BAD BUNNY, Alambre púa
Reggaeton galoppante dal Cattivo Coniglio, che è spesso riuscito a conferire una buona reputazione a un genere – il reggaeton – che solitamente (e anche giustamente) gode di pessima stampa. In questo caso la missiva destinata al pubblico è corta (due minuti e mezzo e via andare) e il concetto è semplice: tu eri l’unica, ma sei nel passato. Nostalgia per un amore che non torna più. Sempre in salsa Bunny, eh! Perché è la migliore lei? Perché lo manda in orbita senza neppure bisogno che lui fumi. Perché quando lei saliva sulla sua auto, il carro d’incanto si trasformava in una Benz. I tempi (e l’amore) sono (anche) questi, ragazzi, c’è poco da fare. Il pezzo funziona, non cercateci dentro nulla però.
IL MAGO DEL GELATO, L’anguria
Avete presente lo scavetto? Quel colpo raro che eccita i tifosi, ingigantisce l’ego di colui che osa proporlo e fa irrimediabilmente inca**are il portiere gabbato? Ecco, “L’anguria” è una sorta di scavetto pop. Math-pop, per tentare di essere precisi. Gli autori, audaci, frequentano da anni l’underground milanese. L’album d’esordio de Il Mago Del Gelato – un omaggio a un bar di via Padova che è luogo di ritrovo per i quattro – arriva lo scorso marzo (“Chi è Nicola Felpieri?”).
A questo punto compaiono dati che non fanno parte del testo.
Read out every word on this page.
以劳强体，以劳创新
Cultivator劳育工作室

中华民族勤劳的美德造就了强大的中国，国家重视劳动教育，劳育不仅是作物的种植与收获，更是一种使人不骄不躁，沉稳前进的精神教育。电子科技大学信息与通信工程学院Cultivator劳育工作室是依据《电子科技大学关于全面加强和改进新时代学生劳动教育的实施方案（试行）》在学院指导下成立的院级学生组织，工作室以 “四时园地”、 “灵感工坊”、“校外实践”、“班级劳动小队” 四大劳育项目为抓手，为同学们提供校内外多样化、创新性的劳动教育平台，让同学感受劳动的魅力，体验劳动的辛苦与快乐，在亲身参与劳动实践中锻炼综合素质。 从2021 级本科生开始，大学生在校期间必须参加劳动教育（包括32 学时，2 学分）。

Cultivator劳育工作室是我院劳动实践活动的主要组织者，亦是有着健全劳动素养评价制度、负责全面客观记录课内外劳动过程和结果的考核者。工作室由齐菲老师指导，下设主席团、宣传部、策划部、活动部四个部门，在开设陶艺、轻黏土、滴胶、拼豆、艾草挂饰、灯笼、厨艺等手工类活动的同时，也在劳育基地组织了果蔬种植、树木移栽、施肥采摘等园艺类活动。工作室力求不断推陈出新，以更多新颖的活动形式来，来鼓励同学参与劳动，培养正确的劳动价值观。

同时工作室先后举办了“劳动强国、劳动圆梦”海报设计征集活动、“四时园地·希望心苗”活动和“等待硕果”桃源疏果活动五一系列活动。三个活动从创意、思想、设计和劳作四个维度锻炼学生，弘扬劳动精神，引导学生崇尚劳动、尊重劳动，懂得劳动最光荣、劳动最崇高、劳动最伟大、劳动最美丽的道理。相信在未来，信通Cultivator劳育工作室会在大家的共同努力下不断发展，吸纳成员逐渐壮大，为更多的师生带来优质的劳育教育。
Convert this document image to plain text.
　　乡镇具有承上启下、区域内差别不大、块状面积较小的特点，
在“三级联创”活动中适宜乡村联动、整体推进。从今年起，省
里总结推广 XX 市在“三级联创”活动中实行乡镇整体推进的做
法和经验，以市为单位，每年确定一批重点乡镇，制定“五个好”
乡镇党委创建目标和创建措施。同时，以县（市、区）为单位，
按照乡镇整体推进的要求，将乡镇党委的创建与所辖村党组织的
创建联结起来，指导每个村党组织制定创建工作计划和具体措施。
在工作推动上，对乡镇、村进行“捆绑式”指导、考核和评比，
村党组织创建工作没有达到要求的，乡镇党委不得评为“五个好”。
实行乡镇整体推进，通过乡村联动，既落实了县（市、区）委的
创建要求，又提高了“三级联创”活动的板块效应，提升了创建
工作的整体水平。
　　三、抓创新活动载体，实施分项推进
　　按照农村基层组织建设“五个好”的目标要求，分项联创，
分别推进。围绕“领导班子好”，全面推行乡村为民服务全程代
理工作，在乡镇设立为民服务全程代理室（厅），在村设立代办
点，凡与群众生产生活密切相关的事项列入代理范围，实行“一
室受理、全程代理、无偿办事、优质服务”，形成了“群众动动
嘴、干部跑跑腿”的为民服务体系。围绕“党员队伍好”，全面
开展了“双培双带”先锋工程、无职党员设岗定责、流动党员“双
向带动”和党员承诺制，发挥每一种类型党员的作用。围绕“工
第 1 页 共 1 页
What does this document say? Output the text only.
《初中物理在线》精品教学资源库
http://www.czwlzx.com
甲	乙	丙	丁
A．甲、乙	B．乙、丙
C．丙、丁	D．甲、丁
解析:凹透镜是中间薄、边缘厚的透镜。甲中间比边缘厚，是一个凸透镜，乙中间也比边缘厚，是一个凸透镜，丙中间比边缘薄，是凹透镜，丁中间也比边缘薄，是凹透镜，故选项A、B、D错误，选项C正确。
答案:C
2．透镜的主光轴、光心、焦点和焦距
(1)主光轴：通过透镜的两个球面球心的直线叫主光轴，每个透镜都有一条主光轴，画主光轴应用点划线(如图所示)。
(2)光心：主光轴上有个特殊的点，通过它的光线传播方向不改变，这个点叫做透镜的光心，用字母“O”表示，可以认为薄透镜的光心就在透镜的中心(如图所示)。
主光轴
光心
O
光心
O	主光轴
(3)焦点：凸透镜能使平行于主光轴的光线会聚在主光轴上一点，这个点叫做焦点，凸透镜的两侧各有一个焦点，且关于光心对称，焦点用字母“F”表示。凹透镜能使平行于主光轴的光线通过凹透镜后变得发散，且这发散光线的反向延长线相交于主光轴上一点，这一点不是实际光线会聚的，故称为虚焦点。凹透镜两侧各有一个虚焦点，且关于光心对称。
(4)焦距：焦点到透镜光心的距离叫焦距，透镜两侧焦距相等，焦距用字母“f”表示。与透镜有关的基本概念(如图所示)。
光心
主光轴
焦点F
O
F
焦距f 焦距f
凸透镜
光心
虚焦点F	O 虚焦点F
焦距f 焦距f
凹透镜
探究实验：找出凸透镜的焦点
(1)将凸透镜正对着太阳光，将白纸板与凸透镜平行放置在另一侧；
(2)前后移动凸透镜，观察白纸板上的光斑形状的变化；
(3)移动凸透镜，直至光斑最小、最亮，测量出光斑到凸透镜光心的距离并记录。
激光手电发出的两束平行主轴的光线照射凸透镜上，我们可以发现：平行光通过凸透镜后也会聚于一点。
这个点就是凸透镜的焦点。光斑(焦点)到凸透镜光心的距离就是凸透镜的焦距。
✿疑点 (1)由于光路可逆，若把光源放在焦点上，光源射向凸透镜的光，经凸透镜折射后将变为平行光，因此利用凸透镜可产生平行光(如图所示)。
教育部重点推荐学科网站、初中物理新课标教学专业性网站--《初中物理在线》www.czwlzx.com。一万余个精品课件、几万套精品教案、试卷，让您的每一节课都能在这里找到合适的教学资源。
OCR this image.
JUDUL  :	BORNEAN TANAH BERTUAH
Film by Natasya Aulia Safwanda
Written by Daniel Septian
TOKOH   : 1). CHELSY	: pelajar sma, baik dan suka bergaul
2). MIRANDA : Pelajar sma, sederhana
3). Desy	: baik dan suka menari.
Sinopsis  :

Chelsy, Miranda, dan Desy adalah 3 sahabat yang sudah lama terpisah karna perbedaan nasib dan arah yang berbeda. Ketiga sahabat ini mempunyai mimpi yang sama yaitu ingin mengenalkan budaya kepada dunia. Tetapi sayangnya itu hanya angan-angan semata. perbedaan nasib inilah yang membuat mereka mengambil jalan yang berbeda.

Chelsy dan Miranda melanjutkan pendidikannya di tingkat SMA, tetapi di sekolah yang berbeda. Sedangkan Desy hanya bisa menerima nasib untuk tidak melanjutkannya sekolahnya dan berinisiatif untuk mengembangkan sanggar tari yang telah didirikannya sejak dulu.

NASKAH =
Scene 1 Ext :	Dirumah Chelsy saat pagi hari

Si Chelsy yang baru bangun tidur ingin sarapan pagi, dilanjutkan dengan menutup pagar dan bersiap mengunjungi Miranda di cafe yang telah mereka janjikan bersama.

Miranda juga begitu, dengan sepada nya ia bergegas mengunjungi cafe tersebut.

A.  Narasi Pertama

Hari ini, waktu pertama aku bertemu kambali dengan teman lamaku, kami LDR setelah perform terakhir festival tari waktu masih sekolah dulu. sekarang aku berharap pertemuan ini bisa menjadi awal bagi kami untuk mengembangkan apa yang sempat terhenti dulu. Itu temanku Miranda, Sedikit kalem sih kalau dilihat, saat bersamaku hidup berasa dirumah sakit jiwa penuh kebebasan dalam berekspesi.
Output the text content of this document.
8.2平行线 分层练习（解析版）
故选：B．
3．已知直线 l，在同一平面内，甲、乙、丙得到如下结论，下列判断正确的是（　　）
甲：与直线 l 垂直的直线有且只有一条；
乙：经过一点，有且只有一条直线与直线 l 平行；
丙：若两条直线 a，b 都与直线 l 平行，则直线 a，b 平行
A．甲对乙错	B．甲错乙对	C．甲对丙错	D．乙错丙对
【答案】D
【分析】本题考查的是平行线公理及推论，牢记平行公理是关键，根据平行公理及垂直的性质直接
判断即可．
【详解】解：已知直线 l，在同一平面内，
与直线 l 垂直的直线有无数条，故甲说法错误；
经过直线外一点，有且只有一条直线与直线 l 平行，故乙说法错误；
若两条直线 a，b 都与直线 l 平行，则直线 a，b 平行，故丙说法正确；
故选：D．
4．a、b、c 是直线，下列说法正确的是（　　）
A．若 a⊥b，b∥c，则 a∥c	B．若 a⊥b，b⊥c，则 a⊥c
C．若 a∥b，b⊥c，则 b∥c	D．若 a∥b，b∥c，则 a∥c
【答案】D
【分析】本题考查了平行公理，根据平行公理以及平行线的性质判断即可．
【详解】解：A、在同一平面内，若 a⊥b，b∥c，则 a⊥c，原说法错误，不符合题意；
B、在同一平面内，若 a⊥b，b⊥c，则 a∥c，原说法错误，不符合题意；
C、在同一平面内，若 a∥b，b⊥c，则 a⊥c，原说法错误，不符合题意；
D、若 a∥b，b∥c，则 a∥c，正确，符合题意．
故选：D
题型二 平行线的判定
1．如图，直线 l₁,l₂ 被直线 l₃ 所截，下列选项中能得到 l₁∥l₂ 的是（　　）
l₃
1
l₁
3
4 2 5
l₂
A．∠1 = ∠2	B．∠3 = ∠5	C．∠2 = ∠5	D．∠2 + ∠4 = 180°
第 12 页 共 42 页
Oggi un nuovo singolo. Estivo come avrebbero potuto essere estivi, a loro modo, i Battles. Boh, io un pezzo del genere proverei a diffonderlo – obbligatoriamente – per una settimana in ogni piscina d’Italia. Potrebbero bastare sette giorni per ritrovarci, tra qualche anno, una generazione con un’altra idea di musica nella testa? Forse no, ma lasciatemi vagheggiare sublimi utopie che al solo contatto si disintegrano con la brutale aria della realtà.
MAROON 5, California
Pensateci. Ci sono artisti fortunati, che nascono in posti fighi, che quando non sanno più che ca**o scrivere possono intitolare un pezzo con il nome del luogo che li ha visti nascere. Da noi non sempre le cose suonano esotiche. Agli Ex-Otago è andata di lusso con “Marassi” (e in quel disco di idee ne avevano), ma provate voi a riporre fiducia nel pezzo di un trapper magari intitolato “Concorezzo”. Invece i Maroon 5, come sempre scafatissimi, sanno che la California è sempre un bel passe-partout. Così tornano a giocarsela dopo che undici anni fa erano già usciti con “Leaving California”. Ehm, e come si giocano la natia Cali in soli 130 secondi? Bene, seppure questo pezzo suoni poco “singolo” e molto “brano di passaggio” nel percorso di un intero album. Una bella vignetta. Intima. Più autunnale che estiva.